Assisted living is hosting a picnic and Gummy’s family is coming. It’s a perfect day for it, reminding me of all the huge family reunions and church picnics Gummy has been part of during the years. The staff is taking the memory care patients down to the tents together, but Gummy gets to go down early with her family.

She nearly bounds down the steps, cutting in front of me, her daughter-in-law. She likes taking the stairs instead of the elevator. In the hallways she passes people in wheelchairs or walkers. They’re people who live in regular assisted living, not memory care, senior citizens without memory issues. She’s possibly ten years younger than most of them, and she leaves them in her dust.
          I go to church with all these people.
          You do?
          Yeah, don’t you recognize them?
          They do look familiar.

Today we’ve planned a big surprise for Gummy. For years she collected teacups, hundreds and hundreds of them. Juan managed to get a bunch of them brought here to the shire, along with some of her special teacup shelving, and he and the kids are going to hang them up in her room.

We’re determined to make her comfortable here. It’s a nice place. If you have to be in assisted living with dementia, it’s perfect. Outside there’s a band playing Woody Guthrie songs. It’s Grandparents’ Day and they’ve gone all out. Next to all the tables and tents there are kids playing soccer. There are mountains of good food, including an ice-cream truck. Gummy’s smile grows wider and wider as grandkids appear one by one. She points out familiar faces from the memory care unit, both nurses and patients, and people she recognizes from day club. She tells us she knows them from her church.

This is her element. She eats corn on the cob, chicken, a hotdog, potato salad, watermelon, ice cream, and peanut butter pie. She washes it all down with soda pop. We’re all sufficiently impressed. Throughout the meal she waves at people and makes small talk. The guys sneak away to set up Gummy’s room.

We go for a walk and watch a soccer game. Gummy makes over every little kid and baby. She finds ancient tricycles in the gazebo outside her room and rides one around the courtyard. You heard that right. She's riding a tricycle. 

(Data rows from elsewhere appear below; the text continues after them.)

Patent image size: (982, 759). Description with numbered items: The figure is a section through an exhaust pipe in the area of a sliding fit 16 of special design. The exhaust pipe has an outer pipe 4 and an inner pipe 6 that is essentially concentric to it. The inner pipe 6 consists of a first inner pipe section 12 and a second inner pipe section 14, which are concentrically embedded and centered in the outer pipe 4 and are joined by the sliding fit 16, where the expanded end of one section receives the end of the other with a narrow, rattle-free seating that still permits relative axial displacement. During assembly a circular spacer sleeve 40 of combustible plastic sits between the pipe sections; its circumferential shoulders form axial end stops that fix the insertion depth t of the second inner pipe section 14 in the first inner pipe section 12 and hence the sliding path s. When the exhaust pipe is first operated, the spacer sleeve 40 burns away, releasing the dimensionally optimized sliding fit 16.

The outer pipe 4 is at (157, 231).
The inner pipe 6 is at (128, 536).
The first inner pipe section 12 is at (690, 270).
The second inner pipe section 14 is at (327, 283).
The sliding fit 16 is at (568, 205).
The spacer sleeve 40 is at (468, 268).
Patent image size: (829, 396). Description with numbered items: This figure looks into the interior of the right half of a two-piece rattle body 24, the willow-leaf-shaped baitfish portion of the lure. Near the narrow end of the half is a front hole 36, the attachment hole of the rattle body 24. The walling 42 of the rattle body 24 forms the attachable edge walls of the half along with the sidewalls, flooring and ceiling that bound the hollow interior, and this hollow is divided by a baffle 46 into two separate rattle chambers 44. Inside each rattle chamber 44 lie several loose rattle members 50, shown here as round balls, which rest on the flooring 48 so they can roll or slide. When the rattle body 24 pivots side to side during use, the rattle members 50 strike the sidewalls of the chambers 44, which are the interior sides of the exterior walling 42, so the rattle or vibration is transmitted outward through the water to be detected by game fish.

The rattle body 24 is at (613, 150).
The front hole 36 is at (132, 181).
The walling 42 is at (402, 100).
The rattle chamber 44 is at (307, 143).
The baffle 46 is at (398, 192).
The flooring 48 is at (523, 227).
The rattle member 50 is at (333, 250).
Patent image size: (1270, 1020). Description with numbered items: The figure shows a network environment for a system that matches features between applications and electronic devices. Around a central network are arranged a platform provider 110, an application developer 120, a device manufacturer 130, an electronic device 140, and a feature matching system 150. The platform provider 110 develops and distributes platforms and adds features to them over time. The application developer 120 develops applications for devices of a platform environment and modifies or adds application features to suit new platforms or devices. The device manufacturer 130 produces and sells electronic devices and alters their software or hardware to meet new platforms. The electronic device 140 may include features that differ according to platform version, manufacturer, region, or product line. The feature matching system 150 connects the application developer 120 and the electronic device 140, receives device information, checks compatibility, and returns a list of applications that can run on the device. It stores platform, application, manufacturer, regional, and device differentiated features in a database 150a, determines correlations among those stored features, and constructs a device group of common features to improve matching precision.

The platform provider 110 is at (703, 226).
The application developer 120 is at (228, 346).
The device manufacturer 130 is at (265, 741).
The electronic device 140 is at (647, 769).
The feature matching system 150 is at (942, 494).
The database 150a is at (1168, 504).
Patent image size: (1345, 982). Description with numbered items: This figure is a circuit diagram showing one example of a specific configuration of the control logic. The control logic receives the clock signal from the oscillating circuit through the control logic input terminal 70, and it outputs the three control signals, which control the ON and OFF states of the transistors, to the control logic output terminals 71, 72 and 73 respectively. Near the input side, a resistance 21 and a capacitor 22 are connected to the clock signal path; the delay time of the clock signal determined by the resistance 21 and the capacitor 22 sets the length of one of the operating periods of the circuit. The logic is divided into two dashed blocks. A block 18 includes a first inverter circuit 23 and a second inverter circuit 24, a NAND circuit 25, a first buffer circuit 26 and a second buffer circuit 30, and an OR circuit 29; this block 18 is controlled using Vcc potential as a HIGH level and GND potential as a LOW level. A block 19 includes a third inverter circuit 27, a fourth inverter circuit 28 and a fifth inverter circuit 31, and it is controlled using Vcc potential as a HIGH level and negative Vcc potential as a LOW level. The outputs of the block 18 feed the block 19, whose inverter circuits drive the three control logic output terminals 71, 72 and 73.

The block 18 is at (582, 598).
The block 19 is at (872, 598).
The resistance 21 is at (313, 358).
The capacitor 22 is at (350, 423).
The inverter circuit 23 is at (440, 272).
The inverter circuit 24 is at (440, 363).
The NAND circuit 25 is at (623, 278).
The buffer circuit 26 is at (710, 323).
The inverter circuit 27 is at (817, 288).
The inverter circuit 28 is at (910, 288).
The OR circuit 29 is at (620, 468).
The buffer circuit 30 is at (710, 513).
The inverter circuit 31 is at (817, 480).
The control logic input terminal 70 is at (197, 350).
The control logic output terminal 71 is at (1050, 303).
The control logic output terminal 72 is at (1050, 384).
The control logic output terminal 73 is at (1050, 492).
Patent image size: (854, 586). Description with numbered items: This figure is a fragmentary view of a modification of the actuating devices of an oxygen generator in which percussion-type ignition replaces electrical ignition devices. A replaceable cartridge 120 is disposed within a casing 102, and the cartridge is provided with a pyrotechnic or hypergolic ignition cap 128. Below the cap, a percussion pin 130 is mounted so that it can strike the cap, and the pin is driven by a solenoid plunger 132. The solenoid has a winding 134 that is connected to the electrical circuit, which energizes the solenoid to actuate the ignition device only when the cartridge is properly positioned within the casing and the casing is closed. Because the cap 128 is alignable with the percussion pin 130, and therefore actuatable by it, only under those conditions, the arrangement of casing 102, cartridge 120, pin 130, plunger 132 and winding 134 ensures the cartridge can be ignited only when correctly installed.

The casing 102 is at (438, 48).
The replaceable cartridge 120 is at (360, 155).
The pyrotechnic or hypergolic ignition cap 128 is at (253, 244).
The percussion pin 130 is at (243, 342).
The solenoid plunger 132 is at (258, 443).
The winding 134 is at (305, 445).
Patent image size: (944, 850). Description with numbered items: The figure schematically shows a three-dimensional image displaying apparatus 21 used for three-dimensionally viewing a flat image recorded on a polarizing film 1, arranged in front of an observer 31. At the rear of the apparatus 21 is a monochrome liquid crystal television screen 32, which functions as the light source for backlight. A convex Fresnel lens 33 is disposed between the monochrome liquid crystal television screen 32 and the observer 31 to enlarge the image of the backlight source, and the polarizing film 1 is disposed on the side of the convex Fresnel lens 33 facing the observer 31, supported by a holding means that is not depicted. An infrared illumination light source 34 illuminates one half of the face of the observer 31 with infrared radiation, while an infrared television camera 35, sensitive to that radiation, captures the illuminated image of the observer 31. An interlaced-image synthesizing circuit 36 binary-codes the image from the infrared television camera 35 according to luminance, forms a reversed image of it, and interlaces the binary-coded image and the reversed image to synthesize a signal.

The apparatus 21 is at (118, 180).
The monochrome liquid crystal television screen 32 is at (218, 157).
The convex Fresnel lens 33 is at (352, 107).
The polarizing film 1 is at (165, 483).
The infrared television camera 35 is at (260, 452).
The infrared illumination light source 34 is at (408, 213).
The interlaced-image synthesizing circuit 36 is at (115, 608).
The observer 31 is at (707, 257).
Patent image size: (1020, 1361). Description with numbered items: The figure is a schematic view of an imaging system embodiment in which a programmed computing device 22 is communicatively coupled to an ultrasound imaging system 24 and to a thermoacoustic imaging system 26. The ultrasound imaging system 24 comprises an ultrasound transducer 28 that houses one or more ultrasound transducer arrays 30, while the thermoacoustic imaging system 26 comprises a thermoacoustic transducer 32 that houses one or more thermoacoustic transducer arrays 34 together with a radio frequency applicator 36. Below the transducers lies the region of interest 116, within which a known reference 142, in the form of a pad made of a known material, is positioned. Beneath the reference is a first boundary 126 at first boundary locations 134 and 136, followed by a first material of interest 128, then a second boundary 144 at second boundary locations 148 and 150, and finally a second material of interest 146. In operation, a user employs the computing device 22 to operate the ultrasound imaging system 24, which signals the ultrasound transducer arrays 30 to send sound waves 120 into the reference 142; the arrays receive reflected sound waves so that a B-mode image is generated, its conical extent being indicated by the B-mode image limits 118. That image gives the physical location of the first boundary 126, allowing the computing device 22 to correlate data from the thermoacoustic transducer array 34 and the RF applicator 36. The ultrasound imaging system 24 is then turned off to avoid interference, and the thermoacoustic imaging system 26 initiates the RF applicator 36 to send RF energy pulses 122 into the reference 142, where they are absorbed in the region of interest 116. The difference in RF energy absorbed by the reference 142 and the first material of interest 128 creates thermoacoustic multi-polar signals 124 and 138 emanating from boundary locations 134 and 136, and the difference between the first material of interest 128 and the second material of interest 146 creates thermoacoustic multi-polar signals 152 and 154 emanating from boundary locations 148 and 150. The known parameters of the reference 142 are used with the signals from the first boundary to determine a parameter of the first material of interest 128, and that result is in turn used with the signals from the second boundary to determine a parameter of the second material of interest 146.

The guys text us a couple hours later and we take her back to her room. She’s forgotten it and thinks we’re at Burger King.

Shelves and teacups, knickknacks she painted, and favorite pictures from her house now cover her walls. Even her television, with a remote she understands, sets on a stand across from the couch. She stands in the middle of her room and puts her hands on her hips.
          What’s this?
          We decorated your room! Surprise!
          This is my stuff!
          How’d you get my stuff here?
          We brought it to surprise you.
          I’m going to have to take this all when I leave.
          Yep. Don’t worry. We’ll pack it all up for you when you leave.
          Okay. Do you think it’s too much? Do you think people are going to say I have too much nice stuff? I don’t want them to think I’m showing off.
          Oh, I think people are going to like it.
          It is nice.
For a few moments she surveys the room and turns to me.
          Do you see all this stuff?
          Yes, it’s really nice, Gummy.
          I brought this all here and hung it up. It was a lot of work.
          I can see that it sure was.
          It was, but I don’t think it’s too much.
          Neither do I. It’s perfect.
The sweating guys are lying on the sofa laughing.
Life is good. Not easy. But good. 

For the first time I wanted to spank her.
I even asked the nurse for permission.
Are we allowed to spank them?
She winked.
I could look away for a minute.
I think she felt the same way.

Gummy took everything off her walls. I’m talking pictures, sconces, decorations, dozens of teacups and the big heavy rack screwed into the wall. It took the guys hours to put that stuff up. The nurses can’t even figure out how she reached it.
I know how she reached it. She climbed onto the arm of her couch and swung from it like the nimble monkey she is.

Her drawers are a jumble of dirty clothes mixed with clean, with notes, cards, newspapers, pencils, books, teacups, fresh flowers, etc. etc. The place is a wreck.
And she’s ranting. Someone’s coming in taking her pillows—she counts them—moving her stuff, taking her fifty cent school scissors. I didn’t humor her. I counted the pillows with her and confirmed that was the exact number of Target pillows I’d purchased for her. The other stuff? I told her if she’d stop having tantrums and jamming things into pillowcases and drawers, she’d be able to find stuff.
I picked the dirty clothes out, took them to the laundry, and left everything as is. Her move.

She followed me out.
When I get mad I do that.
Hallelujah. I don't know what if anything will come of it, but honesty to oneself must mean something. And I don't blame her for being angry. I do blame her that I have to be the one to put all those flipping teacups back out though. I swear I will never again take the time to match them with the right saucer.
Tonight she can fix them herself. I know her perfectionism won’t allow mismatched teacups and saucers.
Tough love.
Teacup version.
I'm hoping she'll focus on righting her collection instead of packing to leave.

Hope is the thing with feathers, and mismatched teacups.